Knowledge Graphs

Sneak Preview for DBpedia Fusion Knowledge Graph (BETA)

We are informally publishing the dev/beta version of our new dataset DBpedia Fusion KG, which is available under Business Source License (BSL) 1.1. Slides with detailed information: https://tinyurl.com/dbpedia-fusion-sneak

Download URL: https://data.dbpedia.io/databus.dbpedia.org/dbpedia-enterprise/dev/fusion-sneak-preview

We are still working on a small number of issues:

  • download via browser only, we will publish bash / python code soon
  • registration, login, access is being tested, e.g. some users did not receive a registration link per email
  • data is based on old Wikimedia dumps (some months old)
  • databus metadata needs to be created
  • some more data checks are needed
  • only EN DBpedia and Wikidata, next target is DE DBpedia and DNB data, then the rest of LOD step by step

Feedback is welcome either per https://forum.dbpedia.org or contact us directly for professional inquiries via dbpedia [at] infai.org

Snapshot Release

We announed the Dedia Snapshot 2022-12 Release on our blog.
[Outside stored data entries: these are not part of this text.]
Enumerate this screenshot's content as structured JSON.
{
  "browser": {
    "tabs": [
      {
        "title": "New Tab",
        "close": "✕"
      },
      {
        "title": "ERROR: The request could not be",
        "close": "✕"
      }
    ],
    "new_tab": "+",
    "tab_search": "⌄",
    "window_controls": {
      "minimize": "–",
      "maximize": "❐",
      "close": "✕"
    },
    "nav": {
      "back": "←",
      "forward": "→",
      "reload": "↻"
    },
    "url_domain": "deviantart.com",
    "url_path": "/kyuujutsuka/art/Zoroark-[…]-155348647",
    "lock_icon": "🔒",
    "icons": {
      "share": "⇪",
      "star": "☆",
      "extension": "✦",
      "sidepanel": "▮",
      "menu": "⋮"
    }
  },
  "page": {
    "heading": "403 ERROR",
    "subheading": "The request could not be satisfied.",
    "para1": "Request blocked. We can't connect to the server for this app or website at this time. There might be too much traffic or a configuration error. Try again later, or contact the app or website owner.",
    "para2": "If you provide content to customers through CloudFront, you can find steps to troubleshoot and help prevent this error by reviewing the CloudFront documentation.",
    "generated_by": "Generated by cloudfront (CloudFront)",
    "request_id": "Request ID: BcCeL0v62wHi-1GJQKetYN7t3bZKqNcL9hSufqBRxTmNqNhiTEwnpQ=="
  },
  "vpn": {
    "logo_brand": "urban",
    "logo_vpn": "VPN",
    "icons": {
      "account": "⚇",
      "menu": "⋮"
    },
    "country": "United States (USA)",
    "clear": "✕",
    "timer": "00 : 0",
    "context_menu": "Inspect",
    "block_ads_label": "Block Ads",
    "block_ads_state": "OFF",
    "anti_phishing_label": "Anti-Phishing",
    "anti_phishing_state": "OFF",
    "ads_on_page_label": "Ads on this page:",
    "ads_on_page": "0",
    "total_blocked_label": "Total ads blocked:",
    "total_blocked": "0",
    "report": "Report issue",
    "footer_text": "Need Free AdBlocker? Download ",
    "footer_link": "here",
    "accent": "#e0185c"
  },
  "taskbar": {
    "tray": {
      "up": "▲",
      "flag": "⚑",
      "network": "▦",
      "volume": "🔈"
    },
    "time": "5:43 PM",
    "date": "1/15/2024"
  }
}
Please read more information about the previous DBpedia Snapshot 2022-09 Release here.

Datasets

Do you want to query DBpedia’s Largest Diamond Dataset or the Latest Core Release? No Problem! Following we published an updated list of DBpedia’s brand new datasets.

  • The Latest Core Release (branded tiny diamond) is our smallest dataset collection based on the English Wikipedia. This is the DBpedia that you know since 14 years.
  • The Marvin Bot releases 21 Billion triples per month (that’s  5500 triples per second) from 140 Wikipedia languages + Commons + Wikidata + the full article text. Please see the progress dashboard here.
  • DBpedia Archivo is a BETA prototype. We detect and crawl all available ontologies every 8 hours and store them persistently on the Databus. The ultimate fallback solution for the Web of Data. It also has a 4-star rating for each ontology and SHACL tests.
  • DBpedia Largest Diamond, also BETA is our skyrocketing dataset describing 220 million entities using 1.45 Billion triples from DBpedia, Geonames, DNB, Musicbrainz, etc. and is continuously growing.